İki ülke arasındaki zoraki nezaket, Katar Emiri'nin Suudi politikalarını eleştirdiği konuşmasında dile getirdiği görüşlerinin tweetlenmesiyle bozuldu. Katar hükümeti, tweetin bilgisayar korsanlarının çalışması olduğunu söyledi ancak kimse buna kulak vermedi. Katar'a boykot ilan etmekte sergilenen acele, bunun önceden tasarlanmış olabileceğini düşündürüyor. Gözlemciler, Trump'in son ziyareti sırasında Suudiler verdiği güçlü bir destek ve İran karşıtı sözlerinin krallığın eylemlerini teşvik etmiş olabileceğini düşünüyorlar. Amerika'nın çatışmayı teşvik edip etmediği ise belirsiz. Amerika'nın Katar'da önemli bir üssü bulunuyor ve Katar'ı Hizbullah, Hamas ve İhvan ile gayrı resmi olarak iletişim kurmak için kullanıyor.
Suudi Arabistan Katar'ı terörizmi desteklemekle suçladı. Gerçek şu ki, bilerek ya da bilmeyerek her ikisi de, içinde radikalizmin yuvalandığı bir ortamı hazırlayan katı Selefi İslam yorumlarının yaygınlaşmasını desteklediler. Terörist faaliyetler için doğrudan fon sağlamamış olmasalar bile, her iki ülkedeki özel kaynakların sakıncalı gruplara destek vermiş olmasından şüpheleniliyor. Suudilerin suçlamaları, radikal hareketleri desteklemediği anlamına gelmiyor, sadece Katar'ın desteklediklerini onaylamadığı anlamına geliyor. Suudilerin amacı Katar'ı kendi politikalarıyla uyumlu politikalar benimsemeye zorlamaktır. Katar, Suudi Arabistan ve müttefiklerinin baskılarına karşı koyabilecek mi? Muhtemelen, hayır. Katar çok küçük bir ülke, güçlü bir komşuya karşı koyamayacak kadar da zayıf. İran bir miktar destek öneriyor ancak askeri müdahalede bulunması imkansız denecek kadar riskli olacaktır.

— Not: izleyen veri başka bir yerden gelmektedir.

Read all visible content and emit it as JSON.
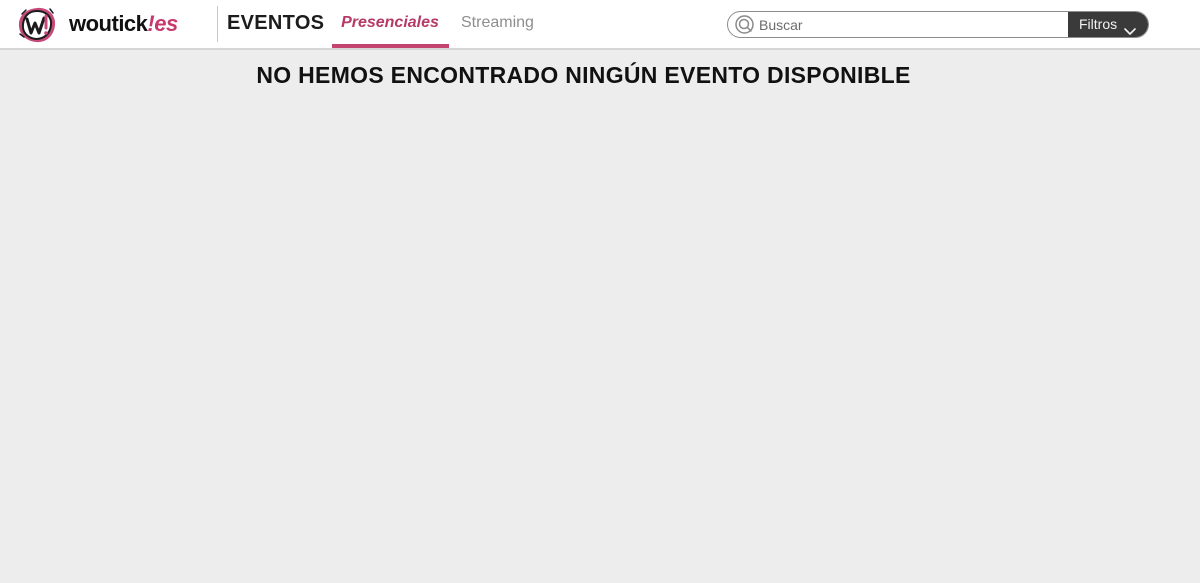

Katar, Türkiye ile de yakın ilişkiler geliştiriyordu. İhvan ve Hamas'ı desteklemek, halihazırdaki Mısır hükümetine muhalefet etmek ve Suriye rejimine muhalefet eden Sünni gruplara destek vermek konularında iki ülke birlikte hareket ettiler. Karşılıklı ekonomik ilişkileri de genişliyordu. Türkiye, Katar'ın yatırımlarını çeken ülkeler arasında şu anda yedinci sırada yer alıyor. Son olarak Türkiye Katar'da bir askeri üs kurarak silahlı kuvvetlere ve jandarmaya eğitim vermeyi üstlendi. Krizin ardından Türk hükümeti, taahhütlerini yerine getireceğini göstermek için, üssün kurulması ve askeri eğitimle ilgili antlaşmayı alelacele Meclis'ten geçirdi. Bununla birlikte, Türk desteğinin Katar'ın kaderini değiştirmesi pek olası değildir. Ancak Katar politikasındaki başarısızlık Türkiye'nin siyasi ve ekonomik kaderini etkileyebileceği gibi Ortadoğu'da izlediği politikaları gözden geçirmesine de neden olabilir.